About The Feed-in Tariff Scheme
The Feed-in Tariff scheme (FiTs) began in 2010. The scheme offers cash payments to people who generate their own electricity using renewable technologies including solar PV panels. The government guarantees FiTs payments and the rate increases in line with inflation according to the Retail Price Index (RPI).
Have FITs payments reduced?
The initial FiT rates were generous, and the uptake of solar PV increased rapidly. As a result, in 2012 the government cut the rates for FiTs payments to control the cost. Even though the rate for FiTs payments has lowered, the cost of solar technology has reduced too. And, with rising energy charges, solar PV is still a good investment for many.
In February 2014, the government’s energy minister Greg Barker said anyone about to retire should think about putting money into solar panels, which offer a better financial return than a pension:
“Solar is a really attractive financial proposition,” Barker told the Telegraph. “You get a guaranteed tariff for 20 years and if your panel is well-sited, it could yield 8% or more. That is more than an annuity, particularly if you are in your 50s or early 60s.”
Who’s in charge of FiTs?
The Department for Energy and Climate Change (DECC) makes government policy decisions on FiTs. Ofgem, the energy regulator, is the scheme administrator. Your energy supplier makes the FiTs payments to you.

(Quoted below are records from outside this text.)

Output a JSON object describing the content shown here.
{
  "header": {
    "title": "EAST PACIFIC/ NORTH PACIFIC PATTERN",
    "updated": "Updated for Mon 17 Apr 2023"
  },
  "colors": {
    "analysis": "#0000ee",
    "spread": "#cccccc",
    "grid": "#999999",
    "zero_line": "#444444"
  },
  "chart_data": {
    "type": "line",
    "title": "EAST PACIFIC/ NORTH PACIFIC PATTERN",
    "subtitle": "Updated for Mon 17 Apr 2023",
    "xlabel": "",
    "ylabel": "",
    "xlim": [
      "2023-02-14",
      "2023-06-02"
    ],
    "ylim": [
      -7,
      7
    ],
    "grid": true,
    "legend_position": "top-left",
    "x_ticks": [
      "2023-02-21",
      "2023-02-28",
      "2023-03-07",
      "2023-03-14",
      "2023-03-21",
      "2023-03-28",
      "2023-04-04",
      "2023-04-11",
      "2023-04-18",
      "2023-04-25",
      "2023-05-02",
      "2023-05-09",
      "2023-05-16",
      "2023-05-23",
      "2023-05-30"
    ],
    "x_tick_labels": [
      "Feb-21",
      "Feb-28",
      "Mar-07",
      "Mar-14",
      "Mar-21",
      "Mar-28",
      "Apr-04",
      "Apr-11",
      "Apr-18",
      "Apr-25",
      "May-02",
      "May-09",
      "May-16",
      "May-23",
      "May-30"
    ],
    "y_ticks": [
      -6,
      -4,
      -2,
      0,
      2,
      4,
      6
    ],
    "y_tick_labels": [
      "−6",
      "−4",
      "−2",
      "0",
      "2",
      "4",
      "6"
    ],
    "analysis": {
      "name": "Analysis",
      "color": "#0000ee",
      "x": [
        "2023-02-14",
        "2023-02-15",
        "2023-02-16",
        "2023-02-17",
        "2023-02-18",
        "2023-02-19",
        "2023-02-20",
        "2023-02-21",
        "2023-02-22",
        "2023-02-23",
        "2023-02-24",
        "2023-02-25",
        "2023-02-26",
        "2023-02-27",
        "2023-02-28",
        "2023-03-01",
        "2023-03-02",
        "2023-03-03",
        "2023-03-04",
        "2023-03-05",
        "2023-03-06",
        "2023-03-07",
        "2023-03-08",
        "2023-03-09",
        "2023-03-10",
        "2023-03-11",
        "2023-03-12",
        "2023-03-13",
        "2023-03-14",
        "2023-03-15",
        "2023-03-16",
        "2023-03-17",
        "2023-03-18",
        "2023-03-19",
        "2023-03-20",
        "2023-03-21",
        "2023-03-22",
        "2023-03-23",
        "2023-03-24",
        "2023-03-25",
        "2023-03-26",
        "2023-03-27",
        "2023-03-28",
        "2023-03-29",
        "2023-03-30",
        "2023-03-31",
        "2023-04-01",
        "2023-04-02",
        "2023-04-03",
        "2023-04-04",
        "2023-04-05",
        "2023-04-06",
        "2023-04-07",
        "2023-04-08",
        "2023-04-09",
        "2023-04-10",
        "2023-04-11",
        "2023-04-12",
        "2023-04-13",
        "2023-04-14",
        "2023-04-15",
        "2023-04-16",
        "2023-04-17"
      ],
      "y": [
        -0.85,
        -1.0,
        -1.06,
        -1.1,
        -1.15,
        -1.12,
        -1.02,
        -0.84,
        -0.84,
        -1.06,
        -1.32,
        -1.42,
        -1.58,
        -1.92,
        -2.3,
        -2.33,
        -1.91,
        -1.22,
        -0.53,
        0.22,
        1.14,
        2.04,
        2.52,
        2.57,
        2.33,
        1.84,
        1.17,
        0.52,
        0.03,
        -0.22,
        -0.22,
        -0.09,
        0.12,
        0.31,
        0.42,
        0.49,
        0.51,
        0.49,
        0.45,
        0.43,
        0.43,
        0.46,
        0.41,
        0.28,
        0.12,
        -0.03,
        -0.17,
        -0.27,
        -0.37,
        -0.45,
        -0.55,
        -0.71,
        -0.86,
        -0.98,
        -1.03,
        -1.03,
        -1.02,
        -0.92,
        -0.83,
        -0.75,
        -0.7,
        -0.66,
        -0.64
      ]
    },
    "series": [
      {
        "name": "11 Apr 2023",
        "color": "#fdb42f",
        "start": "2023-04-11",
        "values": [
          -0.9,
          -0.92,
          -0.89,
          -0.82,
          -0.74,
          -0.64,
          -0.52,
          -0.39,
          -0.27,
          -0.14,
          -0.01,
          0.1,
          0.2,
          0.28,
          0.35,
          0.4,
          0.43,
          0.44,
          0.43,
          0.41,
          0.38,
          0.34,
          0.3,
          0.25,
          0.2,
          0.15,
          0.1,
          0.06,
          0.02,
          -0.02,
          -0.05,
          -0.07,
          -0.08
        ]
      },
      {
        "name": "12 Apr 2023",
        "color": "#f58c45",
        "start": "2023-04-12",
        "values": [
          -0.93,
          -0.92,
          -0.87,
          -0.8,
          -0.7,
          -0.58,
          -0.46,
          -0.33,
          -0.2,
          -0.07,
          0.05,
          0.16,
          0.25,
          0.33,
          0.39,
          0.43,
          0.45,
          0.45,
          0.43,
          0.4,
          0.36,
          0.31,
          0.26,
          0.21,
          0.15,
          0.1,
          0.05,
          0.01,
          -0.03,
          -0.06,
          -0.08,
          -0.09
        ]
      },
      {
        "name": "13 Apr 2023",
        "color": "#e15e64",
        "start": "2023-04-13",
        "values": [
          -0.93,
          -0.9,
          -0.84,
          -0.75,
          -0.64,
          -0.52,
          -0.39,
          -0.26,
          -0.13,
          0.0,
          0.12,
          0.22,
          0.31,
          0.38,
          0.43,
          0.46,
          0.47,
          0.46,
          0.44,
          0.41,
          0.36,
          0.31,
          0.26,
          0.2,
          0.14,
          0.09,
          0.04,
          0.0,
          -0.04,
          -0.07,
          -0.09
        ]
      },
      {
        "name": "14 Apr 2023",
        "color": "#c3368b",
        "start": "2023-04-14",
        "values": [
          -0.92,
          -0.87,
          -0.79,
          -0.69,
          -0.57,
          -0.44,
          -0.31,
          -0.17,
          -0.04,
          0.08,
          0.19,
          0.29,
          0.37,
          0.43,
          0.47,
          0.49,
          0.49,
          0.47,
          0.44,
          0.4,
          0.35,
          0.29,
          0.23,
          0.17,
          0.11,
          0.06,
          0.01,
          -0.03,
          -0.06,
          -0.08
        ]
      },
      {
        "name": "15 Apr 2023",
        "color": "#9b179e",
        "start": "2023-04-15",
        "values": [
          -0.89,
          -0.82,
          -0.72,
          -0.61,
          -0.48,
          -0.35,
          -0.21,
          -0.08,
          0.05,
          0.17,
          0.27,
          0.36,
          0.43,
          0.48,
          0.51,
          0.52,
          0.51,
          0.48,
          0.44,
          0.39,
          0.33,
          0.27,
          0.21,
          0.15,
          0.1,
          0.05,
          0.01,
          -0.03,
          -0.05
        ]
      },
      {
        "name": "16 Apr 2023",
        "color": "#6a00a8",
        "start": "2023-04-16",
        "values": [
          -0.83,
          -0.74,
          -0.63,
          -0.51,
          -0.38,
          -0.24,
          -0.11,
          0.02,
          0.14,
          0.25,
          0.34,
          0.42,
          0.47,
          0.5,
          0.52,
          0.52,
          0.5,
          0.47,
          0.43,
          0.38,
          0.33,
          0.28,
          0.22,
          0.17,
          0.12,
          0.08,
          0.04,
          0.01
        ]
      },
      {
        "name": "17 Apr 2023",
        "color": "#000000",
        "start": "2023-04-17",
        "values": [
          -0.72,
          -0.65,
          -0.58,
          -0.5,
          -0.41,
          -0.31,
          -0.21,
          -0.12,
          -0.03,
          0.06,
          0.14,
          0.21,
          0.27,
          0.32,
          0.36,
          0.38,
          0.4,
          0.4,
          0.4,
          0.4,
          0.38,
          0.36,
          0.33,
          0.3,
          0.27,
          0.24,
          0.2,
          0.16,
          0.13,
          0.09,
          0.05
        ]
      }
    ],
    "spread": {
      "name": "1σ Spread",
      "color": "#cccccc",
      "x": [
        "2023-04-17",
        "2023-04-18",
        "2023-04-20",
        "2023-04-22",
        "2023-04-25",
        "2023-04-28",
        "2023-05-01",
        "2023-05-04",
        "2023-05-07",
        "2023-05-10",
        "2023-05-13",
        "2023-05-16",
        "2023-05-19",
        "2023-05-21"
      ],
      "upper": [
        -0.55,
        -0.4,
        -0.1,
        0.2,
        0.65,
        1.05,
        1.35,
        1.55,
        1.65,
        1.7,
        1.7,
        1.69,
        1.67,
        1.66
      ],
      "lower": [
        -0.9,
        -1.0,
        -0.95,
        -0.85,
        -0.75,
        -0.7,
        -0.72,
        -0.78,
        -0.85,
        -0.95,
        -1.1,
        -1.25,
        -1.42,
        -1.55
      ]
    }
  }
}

How do I qualify for FiTs payments?
To qualify for FiTs, your solar installer and the products they use must be certified under the Microgeneration Certification Scheme (MCS). Greensphere Renewable Energy and its products are certified by the MCS.
What tariff will I get?
The tariff you receive depends on two factors:
- Eligibility date
The eligibility date is when a solar installation becomes eligible for FiTs payments. For most renewable electricity systems, the eligibility date will be the date your FiTs supplier receives your valid application for FiTs.
- Energy Performance Certificate (EPC) rating
An EPC rates how energy efficient a building is, giving an idea of how much it’s likely to cost to heat and power. An EPC also states the building’s carbon dioxide emissions and how to improve its energy efficiency. EPCs are valid for 10 years.
Your property should have an EPC band of D or higher. If your EPC band is E, F or G you should carry out energy efficiency improvements before you apply for FiTs. Otherwise, you’ll get the lower rate FiTs payment for the life of the tariff (currently 20 years).